Ozette Triangle: Cape Alava – Sand Point Loop

Ozette-2This is a great day hike or a couple day camping trip. Make sure to have Bear proof food containers. You can pick some up from the Ranger station if needed.

With sea stacks, sea otters, sea lions, and ocean scenery for as far as you can see, the 9.4-mile Ozette Triangle is one of the finest hikes on the Olympic Coast. Easily accessible and a loop hike, the Triangle (named for the loop’s shape) is a perfect introduction to America’s wildest coastline south of Alaska. You won’t be alone on this section of wilderness beach, however, for Ozette’s admirers are legion. But there’s plenty of room, and if you venture this way on a winter weekday you might just find yourself alone with the harlequin ducks.

From Lake Ozette, one of the largest natural bodies of freshwater in the state, the loop begins its 3.3-mile journey to the sea. Cross the lazy and brackish Ozette River on an arched bridge, coming to a junction in 0.25 mile. Take the trail right (the left trail is your return route), proceeding through a thick forest of western cedar and Sitka spruce. Most of the way is via a cedar-planked boardwalk, convenient for traversing the saturated terrain but slippery during periods of rain. The Park Service has begun replacing many of the rotting cedar planks with nonslippery plastic ones.

Continue through lush maritime forests drenched in sea mist. Towering ferns line the elevated path, and in early spring the boardwalk is lined with thousands of nature’s lanterns: blossoming skunk cabbage. At 2.25 miles pass through Ahlstroms Prairie, an early homestead site long-since reclaimed by the dense greenery that thrives in this waterlogged climate.

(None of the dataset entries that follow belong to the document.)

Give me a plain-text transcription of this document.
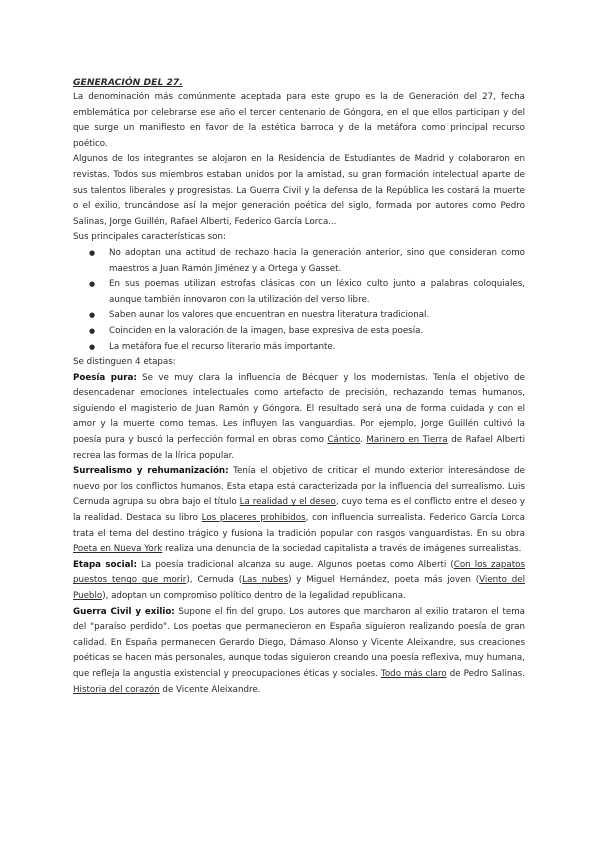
GENERACIÓN DEL 27.

La denominación más comúnmente aceptada para este grupo es la de Generación del 27, fecha emblemática por celebrarse ese año el tercer centenario de Góngora, en el que ellos participan y del que surge un manifiesto en favor de la estética barroca y de la metáfora como principal recurso poético.

Algunos de los integrantes se alojaron en la Residencia de Estudiantes de Madrid y colaboraron en revistas. Todos sus miembros estaban unidos por la amistad, su gran formación intelectual aparte de sus talentos liberales y progresistas. La Guerra Civil y la defensa de la República les costará la muerte o el exilio, truncándose así la mejor generación poética del siglo, formada por autores como Pedro Salinas, Jorge Guillén, Rafael Alberti, Federico García Lorca...

Sus principales características son:

● No adoptan una actitud de rechazo hacia la generación anterior, sino que consideran como maestros a Juan Ramón Jiménez y a Ortega y Gasset.
● En sus poemas utilizan estrofas clásicas con un léxico culto junto a palabras coloquiales, aunque también innovaron con la utilización del verso libre.
● Saben aunar los valores que encuentran en nuestra literatura tradicional.
● Coinciden en la valoración de la imagen, base expresiva de esta poesía.
● La metáfora fue el recurso literario más importante.

Se distinguen 4 etapas:

Poesía pura: Se ve muy clara la influencia de Bécquer y los modernistas. Tenía el objetivo de desencadenar emociones intelectuales como artefacto de precisión, rechazando temas humanos, siguiendo el magisterio de Juan Ramón y Góngora. El resultado será una de forma cuidada y con el amor y la muerte como temas. Les influyen las vanguardias. Por ejemplo, Jorge Guillén cultivó la poesía pura y buscó la perfección formal en obras como Cántico. Marinero en Tierra de Rafael Alberti recrea las formas de la lírica popular.

Surrealismo y rehumanización: Tenía el objetivo de criticar el mundo exterior interesándose de nuevo por los conflictos humanos. Esta etapa está caracterizada por la influencia del surrealismo. Luis Cernuda agrupa su obra bajo el título La realidad y el deseo, cuyo tema es el conflicto entre el deseo y la realidad. Destaca su libro Los placeres prohibidos, con influencia surrealista. Federico García Lorca trata el tema del destino trágico y fusiona la tradición popular con rasgos vanguardistas. En su obra Poeta en Nueva York realiza una denuncia de la sociedad capitalista a través de imágenes surrealistas.

Etapa social: La poesía tradicional alcanza su auge. Algunos poetas como Alberti (Con los zapatos puestos tengo que morir), Cernuda (Las nubes) y Miguel Hernández, poeta más joven (Viento del Pueblo), adoptan un compromiso político dentro de la legalidad republicana.

Guerra Civil y exilio: Supone el fin del grupo. Los autores que marcharon al exilio trataron el tema del "paraíso perdido". Los poetas que permanecieron en España siguieron realizando poesía de gran calidad. En España permanecen Gerardo Diego, Dámaso Alonso y Vicente Aleixandre, sus creaciones poéticas se hacen más personales, aunque todas siguieron creando una poesía reflexiva, muy humana, que refleja la angustia existencial y preocupaciones éticas y sociales. Todo más claro de Pedro Salinas. Historia del corazón de Vicente Aleixandre.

Raucous gulls and the sound of crashing surf announce that the ocean is nearing, and at 3.3 miles a slight descent delivers you to the wild beaches of Cape Alava. Now for real fun! Turn south and follow the shoreline for 3.1 adventurous miles. Look out to offshore islands. Search the ocean waters for seals, whales, and scores of pelagic birds. Look in tidal pools for semisubmerged starfish tenaciously clinging to barnacle-encrusted walls. Look for oystercatchers cruising down the aisles of this open fish market. Look up in the towering trees hugging the shoreline for perched eagles.

Search for Makah petroglyphs etched into the Wedding Rocks, a cluster of shore-hugging boulders about halfway along the coast. Respect these historic and sacred artifacts, which predate European settlement in the Northwest. If the tide is low, continue along the surf. If it is high, use the steep but short trails (signed) that bound over rough headlands. Continue on wide beach and approach another spot that may require a detour if the surf is high.


Ozette-1
At 3 miles from Cape Alava and after 6.3 miles of hiking, you’ll arrive at Sand Point. Over 2 glorious miles of some of the finest sandy beaches in all of Washington extend south from this point.


When you must relinquish this heavenly environment back to its rightful owners-the seals, oystercatchers, otters, and sanderlings-return to Lake Ozette via another 3-mile-long boardwalk trail through expansive cedar bogs and under a dense canopy of majestic Sitka spruce. The sound of the surf slowly fades in the distance, but the Ozette Triangle will chime in your memories for quite some time.

Driving Directions:From Port Angeles follow US 101 west for 5 miles to the junction with State Route 112. Turn right (west) on SR 112, continuing for 46 miles to the community of Sekiu. (Alternatively, take US 101 to Sappho and drive SR 113 north to SR 112 and then on to Sekiu. This way is longer, but not as curvy.) Drive 2.5 miles beyond Sekiu and turn left onto the Hoko-Ozette Road. Follow this paved road for 21 miles to the Ozette Ranger Station and trailhead. Water and restrooms available.